Facebook has started evaluating the trustworthiness of its users by assigning them with reputation scores from zero to one when they report news articles as being false.
• Why? The idea is to root out people who routinely make false claims about news articles. This is a new weapon Facebook is using in the online information wars to thwart Facebook users who band together to flag a piece of content or a news publisher they disagree with to reduce the visibility of that content or publisher, Facebook says. It's part of a broader effort by the social media giant to go after malicious actors. "The Washington Post" first reported on the trust scores.
• How do the trust scores work? Facebook sends news articles reported as false to third-party fact checkers to verify. Over the past year, it began using this trustworthiness rating to help judge the reliability of the person flagging the disputed news articles. If someone routinely falsely flags news articles later found to be accurate, it reduces their credibility the next time they dispute an article. If a Facebook user routinely accurately flags false news, that person's score improves. Other signals are used to evaluate users when they flag articles as false, but Facebook won't say what they are because it does not want people to game the system.
• What is your Facebook trustworthiness score? It's a mystery. You can't see your score or anyone else's. But it's important to remember: this is a score for misinformation, not for anything else on Facebook. And this is just one in a number of indicators that Facebook relies on.
• What's Facebook saying? "We developed a process to protect against people indiscriminately flagging news as fake and attempting to game the system," the company said in a statement. "The reason we do this is to make sure that our fight against misinformation is as effective as possible.”

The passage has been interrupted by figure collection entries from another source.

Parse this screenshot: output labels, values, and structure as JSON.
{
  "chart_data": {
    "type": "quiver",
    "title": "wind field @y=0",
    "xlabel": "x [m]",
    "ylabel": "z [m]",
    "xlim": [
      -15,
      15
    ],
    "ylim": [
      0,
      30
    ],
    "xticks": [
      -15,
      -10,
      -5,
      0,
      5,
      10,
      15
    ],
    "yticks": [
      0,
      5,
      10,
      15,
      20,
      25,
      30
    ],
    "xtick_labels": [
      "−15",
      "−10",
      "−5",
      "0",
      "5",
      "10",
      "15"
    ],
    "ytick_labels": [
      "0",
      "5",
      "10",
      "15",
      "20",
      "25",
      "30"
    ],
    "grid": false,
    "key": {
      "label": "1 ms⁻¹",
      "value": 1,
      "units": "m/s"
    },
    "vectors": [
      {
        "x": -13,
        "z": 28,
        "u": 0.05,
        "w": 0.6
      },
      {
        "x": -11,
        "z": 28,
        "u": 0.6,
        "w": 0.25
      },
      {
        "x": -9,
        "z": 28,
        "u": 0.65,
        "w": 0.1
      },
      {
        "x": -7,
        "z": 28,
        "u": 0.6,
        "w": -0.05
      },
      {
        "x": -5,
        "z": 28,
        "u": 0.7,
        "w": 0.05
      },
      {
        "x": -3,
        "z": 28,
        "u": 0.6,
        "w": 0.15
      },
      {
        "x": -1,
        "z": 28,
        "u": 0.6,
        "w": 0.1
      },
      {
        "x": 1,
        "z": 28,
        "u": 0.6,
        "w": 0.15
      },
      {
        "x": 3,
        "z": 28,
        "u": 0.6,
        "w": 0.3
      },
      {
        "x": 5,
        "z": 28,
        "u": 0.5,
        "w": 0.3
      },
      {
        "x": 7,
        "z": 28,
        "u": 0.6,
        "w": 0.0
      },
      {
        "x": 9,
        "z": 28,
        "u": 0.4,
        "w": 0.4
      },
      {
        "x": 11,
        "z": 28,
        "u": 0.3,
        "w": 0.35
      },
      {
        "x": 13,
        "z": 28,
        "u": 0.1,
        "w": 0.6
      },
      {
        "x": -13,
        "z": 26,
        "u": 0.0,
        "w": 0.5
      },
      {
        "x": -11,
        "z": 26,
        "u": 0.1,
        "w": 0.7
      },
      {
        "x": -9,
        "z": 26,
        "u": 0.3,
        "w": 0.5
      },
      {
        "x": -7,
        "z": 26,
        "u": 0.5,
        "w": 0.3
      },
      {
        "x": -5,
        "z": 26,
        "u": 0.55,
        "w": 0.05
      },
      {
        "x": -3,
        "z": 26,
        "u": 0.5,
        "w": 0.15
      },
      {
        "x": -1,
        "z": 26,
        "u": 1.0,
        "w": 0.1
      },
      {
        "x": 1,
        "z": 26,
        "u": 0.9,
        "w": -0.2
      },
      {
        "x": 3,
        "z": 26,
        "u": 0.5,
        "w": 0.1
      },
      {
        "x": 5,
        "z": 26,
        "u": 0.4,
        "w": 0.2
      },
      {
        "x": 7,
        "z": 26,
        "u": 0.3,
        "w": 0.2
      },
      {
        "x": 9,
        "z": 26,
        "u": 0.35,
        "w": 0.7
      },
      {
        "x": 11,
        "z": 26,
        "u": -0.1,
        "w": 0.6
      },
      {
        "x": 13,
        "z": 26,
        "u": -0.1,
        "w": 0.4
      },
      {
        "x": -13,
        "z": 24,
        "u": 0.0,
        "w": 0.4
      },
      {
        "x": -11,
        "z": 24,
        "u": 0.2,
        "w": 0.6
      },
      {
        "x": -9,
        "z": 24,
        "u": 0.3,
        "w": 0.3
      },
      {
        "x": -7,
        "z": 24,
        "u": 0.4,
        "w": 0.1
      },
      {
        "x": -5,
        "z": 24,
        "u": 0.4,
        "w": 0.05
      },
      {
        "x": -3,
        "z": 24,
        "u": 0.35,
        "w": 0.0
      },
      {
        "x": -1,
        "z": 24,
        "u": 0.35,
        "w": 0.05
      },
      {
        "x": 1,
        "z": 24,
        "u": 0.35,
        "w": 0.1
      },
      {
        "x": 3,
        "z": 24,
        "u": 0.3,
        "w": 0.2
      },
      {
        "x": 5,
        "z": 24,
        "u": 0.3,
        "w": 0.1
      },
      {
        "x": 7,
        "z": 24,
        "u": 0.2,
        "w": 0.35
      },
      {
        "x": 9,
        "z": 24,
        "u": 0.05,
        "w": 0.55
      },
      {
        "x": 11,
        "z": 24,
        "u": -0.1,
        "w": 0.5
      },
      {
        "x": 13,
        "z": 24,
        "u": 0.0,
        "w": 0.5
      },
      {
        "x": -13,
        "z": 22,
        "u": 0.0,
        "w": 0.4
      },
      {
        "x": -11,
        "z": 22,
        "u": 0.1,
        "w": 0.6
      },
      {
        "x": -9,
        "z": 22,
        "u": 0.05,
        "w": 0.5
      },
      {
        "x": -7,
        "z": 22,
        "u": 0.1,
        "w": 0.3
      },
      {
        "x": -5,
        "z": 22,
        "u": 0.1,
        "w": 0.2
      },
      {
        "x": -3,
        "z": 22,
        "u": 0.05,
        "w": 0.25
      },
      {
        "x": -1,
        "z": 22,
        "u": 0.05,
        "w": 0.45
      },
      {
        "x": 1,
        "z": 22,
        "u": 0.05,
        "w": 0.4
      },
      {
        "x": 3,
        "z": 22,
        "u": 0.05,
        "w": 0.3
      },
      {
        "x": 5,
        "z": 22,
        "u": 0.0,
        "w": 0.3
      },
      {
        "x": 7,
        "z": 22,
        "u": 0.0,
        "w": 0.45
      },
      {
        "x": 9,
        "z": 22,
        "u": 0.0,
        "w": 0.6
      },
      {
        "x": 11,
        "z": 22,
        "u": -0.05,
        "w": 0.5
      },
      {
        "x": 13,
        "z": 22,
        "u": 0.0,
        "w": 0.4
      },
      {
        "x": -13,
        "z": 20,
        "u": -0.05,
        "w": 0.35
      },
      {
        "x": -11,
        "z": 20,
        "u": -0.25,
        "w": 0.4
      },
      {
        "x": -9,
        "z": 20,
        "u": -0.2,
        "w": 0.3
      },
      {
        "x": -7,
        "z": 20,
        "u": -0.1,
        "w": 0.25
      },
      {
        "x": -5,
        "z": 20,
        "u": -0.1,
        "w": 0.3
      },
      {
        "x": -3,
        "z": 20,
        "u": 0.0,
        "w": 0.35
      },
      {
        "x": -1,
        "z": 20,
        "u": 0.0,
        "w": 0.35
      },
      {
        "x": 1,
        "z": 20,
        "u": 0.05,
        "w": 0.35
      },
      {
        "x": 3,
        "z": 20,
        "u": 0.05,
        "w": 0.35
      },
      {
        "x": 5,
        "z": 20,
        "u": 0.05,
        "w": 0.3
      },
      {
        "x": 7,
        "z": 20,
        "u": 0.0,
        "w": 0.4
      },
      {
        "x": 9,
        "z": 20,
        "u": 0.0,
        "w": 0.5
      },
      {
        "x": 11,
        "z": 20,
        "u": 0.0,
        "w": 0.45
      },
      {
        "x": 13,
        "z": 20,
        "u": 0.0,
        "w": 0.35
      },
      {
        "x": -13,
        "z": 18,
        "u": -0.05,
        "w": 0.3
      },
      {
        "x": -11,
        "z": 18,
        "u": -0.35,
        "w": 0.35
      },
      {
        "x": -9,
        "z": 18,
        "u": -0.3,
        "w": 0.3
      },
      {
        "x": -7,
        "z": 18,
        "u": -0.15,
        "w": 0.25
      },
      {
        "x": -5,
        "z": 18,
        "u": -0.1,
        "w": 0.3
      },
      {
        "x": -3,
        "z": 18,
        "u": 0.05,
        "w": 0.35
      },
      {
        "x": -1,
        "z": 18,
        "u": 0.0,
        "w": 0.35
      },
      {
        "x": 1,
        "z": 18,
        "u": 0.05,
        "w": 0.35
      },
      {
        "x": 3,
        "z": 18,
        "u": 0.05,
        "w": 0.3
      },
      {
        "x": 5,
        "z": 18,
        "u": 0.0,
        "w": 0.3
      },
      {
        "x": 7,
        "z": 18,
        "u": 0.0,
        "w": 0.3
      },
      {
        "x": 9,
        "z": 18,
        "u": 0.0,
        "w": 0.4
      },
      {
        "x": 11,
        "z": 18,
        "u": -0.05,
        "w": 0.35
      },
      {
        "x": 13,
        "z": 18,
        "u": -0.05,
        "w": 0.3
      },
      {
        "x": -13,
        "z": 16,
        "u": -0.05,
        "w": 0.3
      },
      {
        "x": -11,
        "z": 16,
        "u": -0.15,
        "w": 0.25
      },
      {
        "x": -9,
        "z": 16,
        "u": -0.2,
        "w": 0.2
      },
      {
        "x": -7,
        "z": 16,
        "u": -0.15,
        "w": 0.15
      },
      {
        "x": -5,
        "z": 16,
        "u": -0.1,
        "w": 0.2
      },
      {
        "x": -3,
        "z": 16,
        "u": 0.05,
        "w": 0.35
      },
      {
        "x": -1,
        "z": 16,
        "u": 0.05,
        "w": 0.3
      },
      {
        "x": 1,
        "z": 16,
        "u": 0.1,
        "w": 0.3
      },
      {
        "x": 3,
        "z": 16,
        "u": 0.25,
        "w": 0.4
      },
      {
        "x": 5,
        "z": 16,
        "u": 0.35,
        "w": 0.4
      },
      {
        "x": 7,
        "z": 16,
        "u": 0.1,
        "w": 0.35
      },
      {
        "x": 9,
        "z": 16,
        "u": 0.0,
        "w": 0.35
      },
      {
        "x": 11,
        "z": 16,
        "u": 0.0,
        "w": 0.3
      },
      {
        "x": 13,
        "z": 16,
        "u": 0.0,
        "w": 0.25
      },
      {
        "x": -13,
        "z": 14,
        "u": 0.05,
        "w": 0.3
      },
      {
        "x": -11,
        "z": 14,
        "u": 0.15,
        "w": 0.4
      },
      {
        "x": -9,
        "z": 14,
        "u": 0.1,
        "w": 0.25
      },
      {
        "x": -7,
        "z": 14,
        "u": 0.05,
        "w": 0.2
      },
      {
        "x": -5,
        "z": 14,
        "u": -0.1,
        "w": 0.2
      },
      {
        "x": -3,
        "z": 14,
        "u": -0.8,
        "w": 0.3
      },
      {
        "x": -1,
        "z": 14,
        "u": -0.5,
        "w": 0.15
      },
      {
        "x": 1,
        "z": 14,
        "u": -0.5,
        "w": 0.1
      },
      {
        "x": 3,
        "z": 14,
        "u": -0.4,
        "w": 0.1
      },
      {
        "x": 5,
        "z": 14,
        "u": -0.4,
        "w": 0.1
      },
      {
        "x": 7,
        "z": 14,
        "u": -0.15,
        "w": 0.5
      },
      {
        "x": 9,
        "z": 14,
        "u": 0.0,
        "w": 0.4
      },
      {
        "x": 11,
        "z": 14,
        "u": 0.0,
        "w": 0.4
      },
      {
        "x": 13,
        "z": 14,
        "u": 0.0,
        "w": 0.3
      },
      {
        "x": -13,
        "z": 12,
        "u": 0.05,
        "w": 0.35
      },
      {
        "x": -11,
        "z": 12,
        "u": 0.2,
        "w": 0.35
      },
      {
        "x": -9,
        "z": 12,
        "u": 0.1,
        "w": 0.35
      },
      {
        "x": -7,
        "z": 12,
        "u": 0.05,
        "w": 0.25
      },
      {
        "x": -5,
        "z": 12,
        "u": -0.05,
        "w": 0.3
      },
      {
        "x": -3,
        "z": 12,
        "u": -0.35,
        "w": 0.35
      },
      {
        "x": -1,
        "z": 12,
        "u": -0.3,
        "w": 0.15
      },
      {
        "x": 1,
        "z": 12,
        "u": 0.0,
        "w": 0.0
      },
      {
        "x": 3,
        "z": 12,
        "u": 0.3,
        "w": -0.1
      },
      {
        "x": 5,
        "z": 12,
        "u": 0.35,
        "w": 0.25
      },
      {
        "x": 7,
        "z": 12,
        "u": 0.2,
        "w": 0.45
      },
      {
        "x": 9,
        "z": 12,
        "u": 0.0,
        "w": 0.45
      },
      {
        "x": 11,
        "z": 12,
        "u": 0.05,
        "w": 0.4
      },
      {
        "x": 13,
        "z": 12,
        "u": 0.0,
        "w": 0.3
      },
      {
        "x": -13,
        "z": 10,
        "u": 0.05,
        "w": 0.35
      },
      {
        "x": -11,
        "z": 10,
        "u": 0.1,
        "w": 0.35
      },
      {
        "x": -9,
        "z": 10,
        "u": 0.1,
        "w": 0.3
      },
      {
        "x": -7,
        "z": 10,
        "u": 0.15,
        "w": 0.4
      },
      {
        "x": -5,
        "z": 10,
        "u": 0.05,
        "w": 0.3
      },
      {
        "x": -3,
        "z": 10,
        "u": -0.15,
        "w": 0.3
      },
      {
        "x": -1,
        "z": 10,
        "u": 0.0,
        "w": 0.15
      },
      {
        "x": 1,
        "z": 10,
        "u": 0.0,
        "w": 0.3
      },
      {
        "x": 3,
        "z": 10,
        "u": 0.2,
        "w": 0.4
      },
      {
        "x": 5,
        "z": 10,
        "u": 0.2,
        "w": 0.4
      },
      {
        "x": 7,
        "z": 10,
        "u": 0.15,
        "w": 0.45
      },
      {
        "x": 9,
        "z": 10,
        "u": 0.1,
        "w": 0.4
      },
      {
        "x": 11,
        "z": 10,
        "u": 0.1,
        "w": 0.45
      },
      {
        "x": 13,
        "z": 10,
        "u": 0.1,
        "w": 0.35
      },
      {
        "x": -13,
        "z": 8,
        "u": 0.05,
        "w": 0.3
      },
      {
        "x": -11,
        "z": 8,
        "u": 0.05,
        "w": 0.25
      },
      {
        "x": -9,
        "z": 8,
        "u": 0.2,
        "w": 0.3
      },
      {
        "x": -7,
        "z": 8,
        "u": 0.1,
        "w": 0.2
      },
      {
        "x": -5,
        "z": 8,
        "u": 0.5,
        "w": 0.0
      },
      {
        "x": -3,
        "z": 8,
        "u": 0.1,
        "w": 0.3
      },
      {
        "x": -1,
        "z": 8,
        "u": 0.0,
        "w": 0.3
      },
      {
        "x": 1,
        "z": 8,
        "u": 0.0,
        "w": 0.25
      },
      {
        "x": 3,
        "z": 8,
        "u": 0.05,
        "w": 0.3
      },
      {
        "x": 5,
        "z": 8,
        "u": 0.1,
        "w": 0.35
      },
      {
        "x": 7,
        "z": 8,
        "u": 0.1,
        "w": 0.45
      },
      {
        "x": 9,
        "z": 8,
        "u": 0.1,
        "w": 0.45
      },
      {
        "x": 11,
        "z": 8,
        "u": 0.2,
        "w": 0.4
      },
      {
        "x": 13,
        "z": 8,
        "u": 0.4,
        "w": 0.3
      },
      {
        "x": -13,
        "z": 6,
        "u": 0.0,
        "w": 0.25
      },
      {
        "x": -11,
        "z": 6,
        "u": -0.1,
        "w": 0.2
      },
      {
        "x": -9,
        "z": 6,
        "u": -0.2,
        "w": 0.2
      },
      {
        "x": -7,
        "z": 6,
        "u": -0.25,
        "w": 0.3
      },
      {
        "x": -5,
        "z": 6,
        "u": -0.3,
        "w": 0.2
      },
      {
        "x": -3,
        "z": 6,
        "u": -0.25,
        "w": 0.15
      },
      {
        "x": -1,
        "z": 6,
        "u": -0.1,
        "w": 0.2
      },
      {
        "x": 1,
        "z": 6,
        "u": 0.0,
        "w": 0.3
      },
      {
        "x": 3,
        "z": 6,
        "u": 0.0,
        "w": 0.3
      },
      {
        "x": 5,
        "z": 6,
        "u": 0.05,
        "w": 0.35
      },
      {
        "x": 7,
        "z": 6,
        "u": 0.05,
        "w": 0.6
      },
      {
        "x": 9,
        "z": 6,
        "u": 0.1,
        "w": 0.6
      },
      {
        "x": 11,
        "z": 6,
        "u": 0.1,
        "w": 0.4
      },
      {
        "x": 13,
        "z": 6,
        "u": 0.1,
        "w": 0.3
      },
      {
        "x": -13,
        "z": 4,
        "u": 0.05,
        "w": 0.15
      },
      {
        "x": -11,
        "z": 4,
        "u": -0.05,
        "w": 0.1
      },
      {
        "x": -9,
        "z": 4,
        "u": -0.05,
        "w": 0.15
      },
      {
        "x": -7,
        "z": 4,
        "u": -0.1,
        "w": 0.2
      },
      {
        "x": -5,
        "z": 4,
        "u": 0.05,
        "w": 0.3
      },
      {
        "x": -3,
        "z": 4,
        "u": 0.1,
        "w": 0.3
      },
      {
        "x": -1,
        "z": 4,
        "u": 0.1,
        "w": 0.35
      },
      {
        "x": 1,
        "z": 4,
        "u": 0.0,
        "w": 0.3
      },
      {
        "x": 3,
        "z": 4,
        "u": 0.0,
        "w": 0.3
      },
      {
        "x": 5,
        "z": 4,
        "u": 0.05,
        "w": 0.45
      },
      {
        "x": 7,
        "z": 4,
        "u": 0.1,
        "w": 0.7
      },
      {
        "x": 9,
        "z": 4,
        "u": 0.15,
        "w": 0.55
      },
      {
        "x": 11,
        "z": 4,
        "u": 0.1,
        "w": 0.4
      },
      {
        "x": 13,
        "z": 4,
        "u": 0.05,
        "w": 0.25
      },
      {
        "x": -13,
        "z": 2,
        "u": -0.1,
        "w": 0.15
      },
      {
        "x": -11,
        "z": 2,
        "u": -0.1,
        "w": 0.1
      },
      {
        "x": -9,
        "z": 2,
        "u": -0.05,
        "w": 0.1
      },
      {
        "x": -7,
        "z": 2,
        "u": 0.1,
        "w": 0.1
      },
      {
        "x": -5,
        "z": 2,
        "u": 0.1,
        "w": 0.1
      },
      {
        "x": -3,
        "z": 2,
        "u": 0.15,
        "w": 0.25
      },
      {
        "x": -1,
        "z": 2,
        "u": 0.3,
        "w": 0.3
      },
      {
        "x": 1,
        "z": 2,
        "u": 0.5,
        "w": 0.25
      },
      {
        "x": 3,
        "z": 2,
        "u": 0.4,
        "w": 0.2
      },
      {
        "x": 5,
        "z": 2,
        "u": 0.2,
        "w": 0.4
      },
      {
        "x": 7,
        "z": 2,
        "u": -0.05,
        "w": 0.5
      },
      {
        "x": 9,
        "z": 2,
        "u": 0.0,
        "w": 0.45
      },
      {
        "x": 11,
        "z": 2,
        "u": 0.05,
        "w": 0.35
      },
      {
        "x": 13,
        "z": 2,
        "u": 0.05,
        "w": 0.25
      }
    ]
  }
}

Earlier this year, Facebook said it would introduce trust ratings for media outlets, which would help determine which news articles get higher ranking in people's News Feeds. CEO Mark Zuckerberg has pledged to crack down on the spread of false news, which is a growing problem for Facebook.
• What do you think? Facebook judging our credibility feels uncomfortable to some, who are airing concerns that the trustworthiness score will unfairly target specific groups such as conservatives. Others drew parallels to China's invasive and creepy "social credit" system, which analyzes online habits and assigns citizens a score.